GREENFIELD — Oh, the third quarter; it’s just not the Ironladies’ thing.
The Jackson girls once again hung with their heavyweight hosts until halftime, but their lack of scoring punch proved their ultimate undoing, as McClain (9-5, 6-1 Frontier Athletic Conference) opened the third quarter with an 11-2 run on its way to a 44-31 victory Wednesday.
“We know that we’re never going to out-score people,” admitted coach Matt Walburn. “But, when we play hard and box out, we do pretty well. We only scored 12 points in the whole game the last time we played [McClain], so we knew when we went into the locker room down only 18-14, we were doing all right.”
In truth, the Ironladies (1-11, 1-6 FAC) could easily have been in front. Their 2-3 defense was playing lights-out, confusing the Tigers with an array of wrinkles. Sophomore Katelyn Webb was especially active, harassing McClain’s outside shooters so effectively that she often looked to be playing a box-and-one instead of a match-up zone.
By the late stages of quarter number two, the Tigers had all but abandoned the right side, where Webb was patrolling the elbow.
“That was our goal tonight, to protect the 3-point line,” Walburn said. “McClain doesn’t have a lot of size, but they have girls that can shoot. We try to make each game a series of little battles, and that was the one we wanted to win tonight, and we did. They didn’t hurt us from outside like they did the first time we played.”
Walburn was being modest. The Tigers never seemed to have an open look from outside, and they finished the game shooting a mere 1-of-18 from long distance.
Jackson, unfortunately, couldn’t parlay that into points on the other end, owing mostly to its 11 first-quarter turnovers. With Webb fighting a series of switches, double-teams and traps along the perimeter, the Ironladies began looking for Bronwyn Nelson and Taylor Evans inside. What they didn’t count on was the stellar weak-side help of junior Jaelyn Pitzer and freshman Payton Pryor.
Five times in the first frame alone, Pryor fronted Nelson in the post and, when the lob pass was launched, Pitzer raced over from the opposite block and swiped it out of the air. Most times, the Tigers were stymied on their counterattack, but Pitzer’s coast-to-coast lay-in and Pryor’s pair of free throws were notable exceptions.
“Just dumb passing,” said Walburn. “We were throwing to a spot without recognizing what the defense was doing, and that’s just repetition, things you pick up by playing. We preach to these girls all the time that better offense develops from April to November, by committing to the off-season. Post passing is a great example.”
Still, two of Nelson’s targets found their mark, Webb split the defense on a pair of dribble-drive buckets, and each added two free throws to make the deficit manageable at intermission.
That didn’t last long once the second half began, however.
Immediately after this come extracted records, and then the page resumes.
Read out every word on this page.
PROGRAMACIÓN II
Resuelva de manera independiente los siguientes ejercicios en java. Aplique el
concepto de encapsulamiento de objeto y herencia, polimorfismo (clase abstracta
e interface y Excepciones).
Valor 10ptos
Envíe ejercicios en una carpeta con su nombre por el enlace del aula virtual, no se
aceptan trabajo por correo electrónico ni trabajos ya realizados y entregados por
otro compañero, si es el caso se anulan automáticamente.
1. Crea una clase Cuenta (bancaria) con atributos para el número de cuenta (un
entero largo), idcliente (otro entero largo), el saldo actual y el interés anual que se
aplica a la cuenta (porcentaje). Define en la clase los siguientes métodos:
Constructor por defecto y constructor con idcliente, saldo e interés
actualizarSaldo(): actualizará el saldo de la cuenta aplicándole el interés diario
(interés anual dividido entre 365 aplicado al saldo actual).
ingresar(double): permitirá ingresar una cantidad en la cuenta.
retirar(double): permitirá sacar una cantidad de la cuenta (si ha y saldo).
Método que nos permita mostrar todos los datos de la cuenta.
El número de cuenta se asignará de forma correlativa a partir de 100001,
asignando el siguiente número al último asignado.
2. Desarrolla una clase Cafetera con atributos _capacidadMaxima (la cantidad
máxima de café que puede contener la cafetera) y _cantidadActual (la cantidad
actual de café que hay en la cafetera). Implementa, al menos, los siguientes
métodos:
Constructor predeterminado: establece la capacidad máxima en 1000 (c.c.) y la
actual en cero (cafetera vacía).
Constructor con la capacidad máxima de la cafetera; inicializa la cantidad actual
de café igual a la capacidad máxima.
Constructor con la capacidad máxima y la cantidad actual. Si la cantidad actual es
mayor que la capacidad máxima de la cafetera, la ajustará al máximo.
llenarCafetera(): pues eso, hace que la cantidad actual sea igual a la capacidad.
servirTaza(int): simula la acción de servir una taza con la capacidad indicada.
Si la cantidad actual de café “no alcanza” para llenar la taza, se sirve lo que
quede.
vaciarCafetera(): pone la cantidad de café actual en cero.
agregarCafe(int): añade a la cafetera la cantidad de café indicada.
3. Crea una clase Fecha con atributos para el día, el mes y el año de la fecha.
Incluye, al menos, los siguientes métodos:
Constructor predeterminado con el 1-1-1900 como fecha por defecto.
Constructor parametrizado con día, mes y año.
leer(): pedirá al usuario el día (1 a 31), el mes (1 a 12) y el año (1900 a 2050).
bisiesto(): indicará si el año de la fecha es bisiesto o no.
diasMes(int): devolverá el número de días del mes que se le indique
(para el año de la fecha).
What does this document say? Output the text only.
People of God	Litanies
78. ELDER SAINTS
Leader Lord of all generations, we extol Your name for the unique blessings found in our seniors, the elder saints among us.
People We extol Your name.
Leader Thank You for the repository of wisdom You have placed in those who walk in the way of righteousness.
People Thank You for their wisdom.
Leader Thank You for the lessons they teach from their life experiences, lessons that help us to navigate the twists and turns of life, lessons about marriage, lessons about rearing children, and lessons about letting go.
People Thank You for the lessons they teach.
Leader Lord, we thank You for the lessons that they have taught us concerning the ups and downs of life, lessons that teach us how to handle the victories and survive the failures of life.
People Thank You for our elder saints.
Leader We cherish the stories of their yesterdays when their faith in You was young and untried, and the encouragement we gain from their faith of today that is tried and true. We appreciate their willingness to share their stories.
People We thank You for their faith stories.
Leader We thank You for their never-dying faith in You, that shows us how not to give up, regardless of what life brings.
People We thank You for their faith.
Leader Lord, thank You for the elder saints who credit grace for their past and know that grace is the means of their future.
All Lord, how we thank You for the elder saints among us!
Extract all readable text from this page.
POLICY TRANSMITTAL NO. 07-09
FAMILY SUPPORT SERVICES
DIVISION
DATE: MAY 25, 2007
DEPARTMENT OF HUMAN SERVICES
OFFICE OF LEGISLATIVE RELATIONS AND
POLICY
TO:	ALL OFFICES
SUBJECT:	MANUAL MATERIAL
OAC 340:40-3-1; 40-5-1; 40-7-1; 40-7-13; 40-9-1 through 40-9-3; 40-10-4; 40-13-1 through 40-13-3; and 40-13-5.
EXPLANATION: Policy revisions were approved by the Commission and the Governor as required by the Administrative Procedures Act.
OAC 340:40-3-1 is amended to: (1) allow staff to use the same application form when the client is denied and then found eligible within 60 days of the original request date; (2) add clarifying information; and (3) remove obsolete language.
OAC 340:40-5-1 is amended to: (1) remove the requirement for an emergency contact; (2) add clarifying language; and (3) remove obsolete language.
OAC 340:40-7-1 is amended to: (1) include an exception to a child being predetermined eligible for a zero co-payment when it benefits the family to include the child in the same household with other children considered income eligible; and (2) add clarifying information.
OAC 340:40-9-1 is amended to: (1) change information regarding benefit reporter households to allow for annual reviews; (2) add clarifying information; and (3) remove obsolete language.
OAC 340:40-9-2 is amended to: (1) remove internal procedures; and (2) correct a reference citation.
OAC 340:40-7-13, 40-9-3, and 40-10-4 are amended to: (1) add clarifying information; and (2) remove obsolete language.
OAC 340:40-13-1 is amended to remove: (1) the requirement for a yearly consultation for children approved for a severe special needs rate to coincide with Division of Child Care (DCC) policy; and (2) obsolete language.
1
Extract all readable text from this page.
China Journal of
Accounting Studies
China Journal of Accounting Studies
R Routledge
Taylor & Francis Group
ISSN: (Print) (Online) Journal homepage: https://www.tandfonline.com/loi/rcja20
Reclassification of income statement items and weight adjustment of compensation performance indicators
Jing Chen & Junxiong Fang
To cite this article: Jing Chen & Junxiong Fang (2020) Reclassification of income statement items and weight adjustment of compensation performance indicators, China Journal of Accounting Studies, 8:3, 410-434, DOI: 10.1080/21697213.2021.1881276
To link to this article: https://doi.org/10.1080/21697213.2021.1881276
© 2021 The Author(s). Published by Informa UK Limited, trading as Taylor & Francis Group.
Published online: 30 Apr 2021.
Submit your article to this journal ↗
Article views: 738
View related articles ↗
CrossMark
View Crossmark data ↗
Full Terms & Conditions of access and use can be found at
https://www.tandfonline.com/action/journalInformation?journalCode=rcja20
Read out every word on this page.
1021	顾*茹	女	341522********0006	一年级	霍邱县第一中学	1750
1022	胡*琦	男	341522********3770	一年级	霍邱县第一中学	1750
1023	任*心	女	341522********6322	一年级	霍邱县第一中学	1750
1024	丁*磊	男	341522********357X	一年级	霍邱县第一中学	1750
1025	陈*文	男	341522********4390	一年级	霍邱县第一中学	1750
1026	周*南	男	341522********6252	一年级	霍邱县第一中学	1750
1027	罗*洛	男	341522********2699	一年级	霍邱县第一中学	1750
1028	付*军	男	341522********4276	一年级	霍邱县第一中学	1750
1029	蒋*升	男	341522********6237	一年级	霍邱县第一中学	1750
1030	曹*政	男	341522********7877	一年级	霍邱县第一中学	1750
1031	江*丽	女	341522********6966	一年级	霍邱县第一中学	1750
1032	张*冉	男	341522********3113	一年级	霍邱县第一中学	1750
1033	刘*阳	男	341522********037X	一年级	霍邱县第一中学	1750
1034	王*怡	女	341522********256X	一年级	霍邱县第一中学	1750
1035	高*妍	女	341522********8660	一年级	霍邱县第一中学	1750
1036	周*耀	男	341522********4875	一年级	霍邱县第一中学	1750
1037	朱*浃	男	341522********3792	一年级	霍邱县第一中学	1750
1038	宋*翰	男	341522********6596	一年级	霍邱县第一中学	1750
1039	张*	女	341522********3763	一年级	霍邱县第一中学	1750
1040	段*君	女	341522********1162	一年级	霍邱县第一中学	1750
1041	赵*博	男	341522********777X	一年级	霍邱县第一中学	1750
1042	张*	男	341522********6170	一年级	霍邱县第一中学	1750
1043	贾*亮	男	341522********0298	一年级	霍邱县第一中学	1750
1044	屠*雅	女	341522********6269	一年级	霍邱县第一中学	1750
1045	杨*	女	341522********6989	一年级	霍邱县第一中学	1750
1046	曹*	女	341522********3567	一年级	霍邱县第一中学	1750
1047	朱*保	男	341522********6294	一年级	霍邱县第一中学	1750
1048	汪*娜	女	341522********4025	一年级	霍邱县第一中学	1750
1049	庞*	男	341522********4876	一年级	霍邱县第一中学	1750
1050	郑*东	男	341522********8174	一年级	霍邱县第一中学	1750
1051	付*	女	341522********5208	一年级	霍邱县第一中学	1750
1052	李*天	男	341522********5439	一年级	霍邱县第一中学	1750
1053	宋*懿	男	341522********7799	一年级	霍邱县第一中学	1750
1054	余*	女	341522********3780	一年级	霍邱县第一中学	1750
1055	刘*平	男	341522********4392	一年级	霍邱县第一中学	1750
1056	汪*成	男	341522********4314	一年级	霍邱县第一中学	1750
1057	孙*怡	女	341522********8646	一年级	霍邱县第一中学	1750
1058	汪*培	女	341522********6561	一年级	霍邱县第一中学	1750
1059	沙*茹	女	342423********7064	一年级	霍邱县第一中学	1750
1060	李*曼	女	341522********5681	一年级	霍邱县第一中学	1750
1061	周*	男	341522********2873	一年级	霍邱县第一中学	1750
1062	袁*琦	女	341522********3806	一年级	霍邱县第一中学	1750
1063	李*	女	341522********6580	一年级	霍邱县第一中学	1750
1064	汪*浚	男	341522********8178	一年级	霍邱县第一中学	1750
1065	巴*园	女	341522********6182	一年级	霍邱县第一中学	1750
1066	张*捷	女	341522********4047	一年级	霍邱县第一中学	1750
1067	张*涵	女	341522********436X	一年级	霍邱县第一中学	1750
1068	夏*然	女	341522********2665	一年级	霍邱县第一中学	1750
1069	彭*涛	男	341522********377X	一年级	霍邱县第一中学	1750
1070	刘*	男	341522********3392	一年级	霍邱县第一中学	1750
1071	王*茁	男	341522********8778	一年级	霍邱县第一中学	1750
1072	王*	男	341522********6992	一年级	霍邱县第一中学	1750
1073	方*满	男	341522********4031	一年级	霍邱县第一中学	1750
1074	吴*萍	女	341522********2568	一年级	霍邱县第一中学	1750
McClain unleashed the combination of juniors Kyla Burchett and Emma Stegbauer, and the duo proceeded to put the game away.
Burchett started the rally by collecting Pryor’s kick-out pass from the post and draining the team’s only triple from the top of the arc. After Pryor snatched another errant pass and raced down the court, Stegbauer joined her and finished with a textbook 2-on-1 lay-in. Stegbauer returned the favor a minute later, assisting on Pryor’s bank shot from the left elbow.
By the time Burchett’s steal and pull-up fast break jumper and Stegbauer’s 8-footer from the baseline were added to the book, the Tigers were firmly in control. Stegbauer delivered the backbreaker, in the form of a 19-footer courtesy of another high-post pass from Pryor, and Jackson never pulled to within single digits the rest of the way.
Burchett’s 13 points equaled Webb’s tally for game-high, but Pryor, Stegbauer and Brianna Weller all added at least eight. Pitzer’s seven steals and five assists, meanwhile, epitomized McClain’s well-balanced, all-for-one approach better than anything.
“[Burchett] is quick, tough, and she plays both ends of the floor,” Walburn said. “But, honestly, they have four or five girls who play that way. You can’t go into a game against them concentrating on just one player. That’s what makes them so good.
“The bottom line is, we played hard and competed, and there’s no doubt we played them better this time than we did the first time around. We were in the game, and we have nothing to hang our heads about.”